Study of the Adsorption Mechanisms of Surface Active Agents at the Silica-Water Interface by Total Internal Reflection Raman Spectroscopy

This study presents the results related to the adsorption behavior of one cationic surface active agent at the silica-water interface and demonstrates the capabilities of the Total Internal Reflection (TIR) Raman sampling configuration to provide spectroscopic information on a molecular level and simultaneously serve as an experimental platform for studying thermodynamic and kinetic properties of molecules at the silica-water interface. This Raman spectroscopic technique takes advantage of an “evanescent electric field” that is generated at the silica-water interface in TIR mode with limited, TIR geometry specific, probing depth.

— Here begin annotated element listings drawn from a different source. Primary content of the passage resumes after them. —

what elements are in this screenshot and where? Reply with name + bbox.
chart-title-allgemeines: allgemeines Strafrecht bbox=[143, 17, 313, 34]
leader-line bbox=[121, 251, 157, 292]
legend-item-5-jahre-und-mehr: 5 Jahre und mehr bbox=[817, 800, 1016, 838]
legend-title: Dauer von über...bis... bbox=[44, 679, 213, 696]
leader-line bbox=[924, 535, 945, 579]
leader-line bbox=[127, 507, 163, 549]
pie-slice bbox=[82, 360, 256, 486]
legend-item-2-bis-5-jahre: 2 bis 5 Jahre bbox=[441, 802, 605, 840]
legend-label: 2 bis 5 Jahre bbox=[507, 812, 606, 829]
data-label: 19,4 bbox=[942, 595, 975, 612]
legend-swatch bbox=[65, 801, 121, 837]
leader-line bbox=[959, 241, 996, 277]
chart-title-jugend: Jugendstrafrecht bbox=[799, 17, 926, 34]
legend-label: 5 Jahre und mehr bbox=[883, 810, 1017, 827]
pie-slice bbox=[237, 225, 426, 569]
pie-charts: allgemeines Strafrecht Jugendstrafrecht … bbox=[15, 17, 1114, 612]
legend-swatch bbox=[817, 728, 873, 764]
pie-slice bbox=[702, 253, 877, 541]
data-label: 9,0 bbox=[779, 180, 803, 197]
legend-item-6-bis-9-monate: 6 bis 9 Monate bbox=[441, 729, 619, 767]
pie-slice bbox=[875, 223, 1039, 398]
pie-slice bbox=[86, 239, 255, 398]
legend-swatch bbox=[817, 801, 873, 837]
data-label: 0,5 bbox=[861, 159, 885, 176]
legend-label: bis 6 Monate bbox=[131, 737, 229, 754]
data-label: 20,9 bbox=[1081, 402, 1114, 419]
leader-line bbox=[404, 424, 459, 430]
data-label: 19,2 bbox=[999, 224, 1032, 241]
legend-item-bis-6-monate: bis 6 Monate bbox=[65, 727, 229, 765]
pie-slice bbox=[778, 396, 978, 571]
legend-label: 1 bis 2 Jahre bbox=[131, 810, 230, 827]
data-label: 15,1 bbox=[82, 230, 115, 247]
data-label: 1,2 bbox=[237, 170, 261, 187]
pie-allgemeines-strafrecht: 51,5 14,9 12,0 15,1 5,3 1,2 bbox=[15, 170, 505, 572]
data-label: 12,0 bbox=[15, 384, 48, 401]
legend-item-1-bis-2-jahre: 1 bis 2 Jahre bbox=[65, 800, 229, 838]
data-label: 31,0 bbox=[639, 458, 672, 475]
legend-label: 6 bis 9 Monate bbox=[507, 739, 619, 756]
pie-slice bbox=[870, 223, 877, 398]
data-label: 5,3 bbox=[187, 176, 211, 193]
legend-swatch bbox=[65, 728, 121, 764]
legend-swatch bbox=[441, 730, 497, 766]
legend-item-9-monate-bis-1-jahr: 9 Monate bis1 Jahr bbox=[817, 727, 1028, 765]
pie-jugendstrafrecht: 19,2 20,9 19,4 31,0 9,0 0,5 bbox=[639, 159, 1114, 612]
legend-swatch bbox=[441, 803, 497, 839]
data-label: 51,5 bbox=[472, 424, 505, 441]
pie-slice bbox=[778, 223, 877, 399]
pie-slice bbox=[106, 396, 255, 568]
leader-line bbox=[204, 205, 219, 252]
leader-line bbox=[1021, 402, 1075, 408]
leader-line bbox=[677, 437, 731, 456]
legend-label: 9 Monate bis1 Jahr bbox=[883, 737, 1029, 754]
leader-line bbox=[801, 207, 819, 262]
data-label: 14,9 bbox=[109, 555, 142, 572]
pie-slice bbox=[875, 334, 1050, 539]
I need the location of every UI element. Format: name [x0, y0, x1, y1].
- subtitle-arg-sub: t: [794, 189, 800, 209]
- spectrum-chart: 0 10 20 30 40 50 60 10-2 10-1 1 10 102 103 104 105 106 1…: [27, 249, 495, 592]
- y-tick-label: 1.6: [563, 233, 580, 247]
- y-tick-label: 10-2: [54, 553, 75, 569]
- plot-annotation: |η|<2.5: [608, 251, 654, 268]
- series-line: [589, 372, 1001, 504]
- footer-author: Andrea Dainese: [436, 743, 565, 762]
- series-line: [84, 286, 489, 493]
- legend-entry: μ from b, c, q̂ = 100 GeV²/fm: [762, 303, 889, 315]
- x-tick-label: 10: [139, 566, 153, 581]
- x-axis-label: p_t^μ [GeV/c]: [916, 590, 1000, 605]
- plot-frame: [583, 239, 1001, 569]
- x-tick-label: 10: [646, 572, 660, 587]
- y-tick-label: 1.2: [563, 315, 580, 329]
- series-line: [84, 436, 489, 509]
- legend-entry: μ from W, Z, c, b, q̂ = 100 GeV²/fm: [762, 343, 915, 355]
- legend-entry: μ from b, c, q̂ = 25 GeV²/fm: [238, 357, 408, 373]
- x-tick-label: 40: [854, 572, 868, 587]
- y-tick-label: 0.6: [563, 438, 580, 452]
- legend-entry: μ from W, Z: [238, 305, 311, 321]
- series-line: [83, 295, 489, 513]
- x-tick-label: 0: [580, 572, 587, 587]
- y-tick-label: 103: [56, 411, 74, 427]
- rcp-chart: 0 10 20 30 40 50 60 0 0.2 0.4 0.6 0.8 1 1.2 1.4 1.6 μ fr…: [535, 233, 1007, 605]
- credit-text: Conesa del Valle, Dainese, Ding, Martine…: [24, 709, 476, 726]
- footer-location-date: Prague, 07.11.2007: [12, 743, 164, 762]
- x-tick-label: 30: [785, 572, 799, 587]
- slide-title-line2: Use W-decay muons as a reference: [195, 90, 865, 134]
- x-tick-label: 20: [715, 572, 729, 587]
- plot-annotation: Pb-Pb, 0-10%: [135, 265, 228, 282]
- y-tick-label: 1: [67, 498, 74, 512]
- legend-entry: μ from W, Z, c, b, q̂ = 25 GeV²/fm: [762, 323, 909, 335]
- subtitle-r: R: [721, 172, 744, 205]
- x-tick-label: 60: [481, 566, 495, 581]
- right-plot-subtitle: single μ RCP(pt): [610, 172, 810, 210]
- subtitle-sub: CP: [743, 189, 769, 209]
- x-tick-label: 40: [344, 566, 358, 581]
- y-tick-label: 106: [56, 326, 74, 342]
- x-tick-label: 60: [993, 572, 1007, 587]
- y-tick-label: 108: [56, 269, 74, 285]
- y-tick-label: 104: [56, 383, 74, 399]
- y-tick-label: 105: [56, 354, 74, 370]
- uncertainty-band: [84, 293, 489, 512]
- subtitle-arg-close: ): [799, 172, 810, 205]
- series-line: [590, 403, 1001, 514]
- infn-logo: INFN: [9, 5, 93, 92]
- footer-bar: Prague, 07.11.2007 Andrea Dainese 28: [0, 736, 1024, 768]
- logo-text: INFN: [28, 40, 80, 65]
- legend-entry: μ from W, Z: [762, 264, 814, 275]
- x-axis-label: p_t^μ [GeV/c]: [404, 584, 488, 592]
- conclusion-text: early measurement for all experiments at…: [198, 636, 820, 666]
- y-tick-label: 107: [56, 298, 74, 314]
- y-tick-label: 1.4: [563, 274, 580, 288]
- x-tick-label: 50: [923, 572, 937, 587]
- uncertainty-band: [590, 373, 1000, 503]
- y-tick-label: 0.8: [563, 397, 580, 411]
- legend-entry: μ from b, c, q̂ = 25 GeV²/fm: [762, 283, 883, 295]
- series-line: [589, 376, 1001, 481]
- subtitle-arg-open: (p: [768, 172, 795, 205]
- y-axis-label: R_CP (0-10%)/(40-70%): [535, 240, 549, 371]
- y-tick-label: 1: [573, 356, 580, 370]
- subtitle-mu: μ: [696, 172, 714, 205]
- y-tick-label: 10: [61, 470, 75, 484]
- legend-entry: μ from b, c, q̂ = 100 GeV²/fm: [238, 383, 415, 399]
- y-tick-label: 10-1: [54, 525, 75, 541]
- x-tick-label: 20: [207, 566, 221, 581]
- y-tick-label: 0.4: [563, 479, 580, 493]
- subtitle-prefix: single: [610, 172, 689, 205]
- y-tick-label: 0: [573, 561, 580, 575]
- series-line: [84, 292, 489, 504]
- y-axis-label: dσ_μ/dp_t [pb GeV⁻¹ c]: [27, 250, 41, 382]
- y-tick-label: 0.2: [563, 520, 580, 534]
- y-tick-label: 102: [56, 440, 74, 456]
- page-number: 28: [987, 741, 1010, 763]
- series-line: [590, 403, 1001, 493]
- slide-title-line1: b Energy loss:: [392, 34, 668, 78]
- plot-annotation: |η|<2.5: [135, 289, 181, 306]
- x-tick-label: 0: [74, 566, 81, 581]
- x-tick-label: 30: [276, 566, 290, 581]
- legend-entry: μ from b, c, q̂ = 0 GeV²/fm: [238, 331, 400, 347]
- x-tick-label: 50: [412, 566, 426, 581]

  A minor portion of the research work was related to the adsorption of low vapor pressure solvent molecules from the gas phase at the silica-gas interface, followed by studies at the silica-water interface that proved that neither short alkyl chain hydrophilic ionic liquids nor anionic surfactants adsorb in excess at the silica-water interface. 
   The primary goal of this work was to study and identify the adsorption mechanisms of a cationic surfactant at the silica-water interface. Spectral analysis and the relevant Raman signal intensities as function of surfactant concentration and surface excess provided the input data for evaluating the thermodynamic and kinetic parameters of benzyldimethylhexadecyl ammonium chloride. Adsorption isotherms were fitted according to the Langmuir model for the pure surfactant, and based on a modified Langmuir model for the surfactant with various  concentrations of magnesium chloride, on bare and on hydrophobic silica. The results revealed enhancement of thermodynamic and kinetic properties of adsorption, as function of electrolyte concentration; the results from the 2nd part of the research work further emphasized the effects of a hydrophobic silica surface on surfactant adsorption behavior; the hydrophobic surface properties promoted different type of surfactant aggregation at the interface, with attenuation of the adsorption driving mechanisms, but with retention of the intrinsic surfactant properties found at the bare silica surface.
  Spectral analysis of the Raman scattering intensities as function of concentration and time indicated that no significant reorientation of surfactant molecules takes place at the silica-water interface and the most likely aggregate structure at the surface is spherical at the bare silica surface, and hemi-micellar or hemispherical at the modified hydrophobic silica surface. The study concludes that cationic surfactant adsorption mechanisms can be modulated by substrate properties, electrolyte type, and the concentration levels of both surfactant and electrolyte.